GEOGG015 Environmental Management: Critical Perspectives
CORE: GEOGG015 - ENVIRONMENTAL MANAGEMENT: CRITICAL PERSPECTIVES
(15 credits)
Term 1 (2011)
Staff:
Sam Randalls
Aims:
The module has three aims:
1) To enable students to critically evaluate the current practices of environmental management
2) To analyse the rationales for and place of people, markets and science in this management
3) To be able to apply these debates to subjects outside of the directly-taught course material
Content:
The course will examine theories and practices of environmental management by examining the relationships between science, markets and people. It draws upon examples to develop ways of critically understanding and interpreting contemporary environmental issues.
The course has the following foci:
1) Environmental science and politics
2) ‘Selling nature to save it’ through economic approaches
3) The role of people in management
Examples of biodiversity conservation, climate change and forestry to tie the three sections together.
Assessment:
There are three forms of assessment:
1) Brochure for a new nature conservation project - produced in group projects (3-4 students per group) and submitted as a group assignment, 1000 words - 25%
2) Description and critical appraisal of process of doing the project (individual), 1000 words - 25%
3) Essay analyzing the extent to which the project will enhance nature conservation (individual), 2,000 words - 50%
Format:
Part of the course is lecture based with moodle used as a repository for lecture-based material and information. Another part of the course will be seminar based with informal discussions of core readings in each of the taught areas. The final part is based upon independent research and will culminate in student presentations of their research.
Learning Outcomes:
On completion of the module learners will be able to:
1) Demonstrate understanding of key debates in contemporary environmental management
2) Be able to assess the relative merits of scientifi, market and people-oriented approaches in environmental management
3) Critically reflect upon environmental management practices
4) Be able to apply these understandings to examples
5) Design innovative solutions to problems
6) Interact with other learners in groupwork
7) Formulate a reasoned argument about environmental management practice
Initial Readings:
Adams, W.M. and Mulligan, M. (eds) 2003 Decolonizing nature: strategies for conservation in a post-colonial era, Earthscan, 240pp.

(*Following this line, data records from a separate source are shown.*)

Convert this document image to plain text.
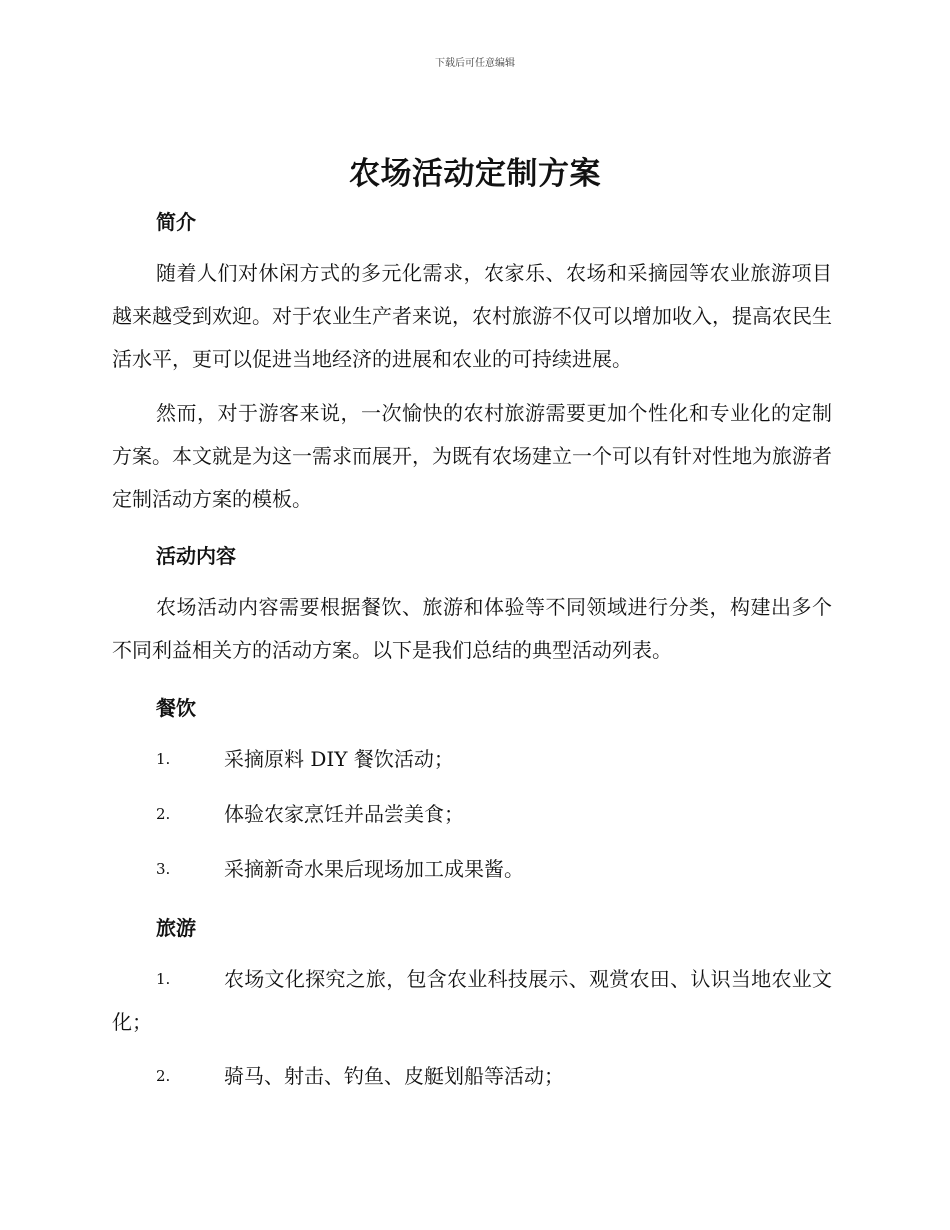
下载后可任意编辑
农场活动定制方案
简介
随着人们对休闲方式的多元化需求，农家乐、农场和采摘园等农业旅游项目越来越受到欢迎。对于农业生产者来说，农村旅游不仅可以增加收入，提高农民生活水平，更可以促进当地经济的进展和农业的可持续进展。
然而，对于游客来说，一次愉快的农村旅游需要更加个性化和专业化的定制方案。本文就是为这一需求而展开，为既有农场建立一个可以有针对性地为旅游者定制活动方案的模板。
活动内容
农场活动内容需要根据餐饮、旅游和体验等不同领域进行分类，构建出多个不同利益相关方的活动方案。以下是我们总结的典型活动列表。
餐饮
1.	采摘原料 DIY 餐饮活动；
2.	体验农家烹饪并品尝美食；
3.	采摘新奇水果后现场加工成果酱。
旅游
1.	农场文化探究之旅，包含农业科技展示、观赏农田、认识当地农业文化；
2.	骑马、射击、钓鱼、皮艇划船等活动；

Agrawal, A. 2005. Environmentality: Technologies of Government and the making of subjects, Duke University Press, Durham, 325pp.
Brockington, D. 2008. Nature Unbound: Conservation, Capitalism and the Future of Protected Areas, Earthscan, 240pp.
Daily, G.C. and Ellison, K. 2002. The New Economy of Nature: The Quest to make Conservation Profitable, Island Press, Washington, 258pp.
Forsyth, T. 2003. Critical political ecology: the politics of environmental science, Routledge, London, 320pp.
Zerner, C. (ed) 2000. People, Plants, and Justice: The Politics of Nature Conservation, Columbia University Press, 449pp.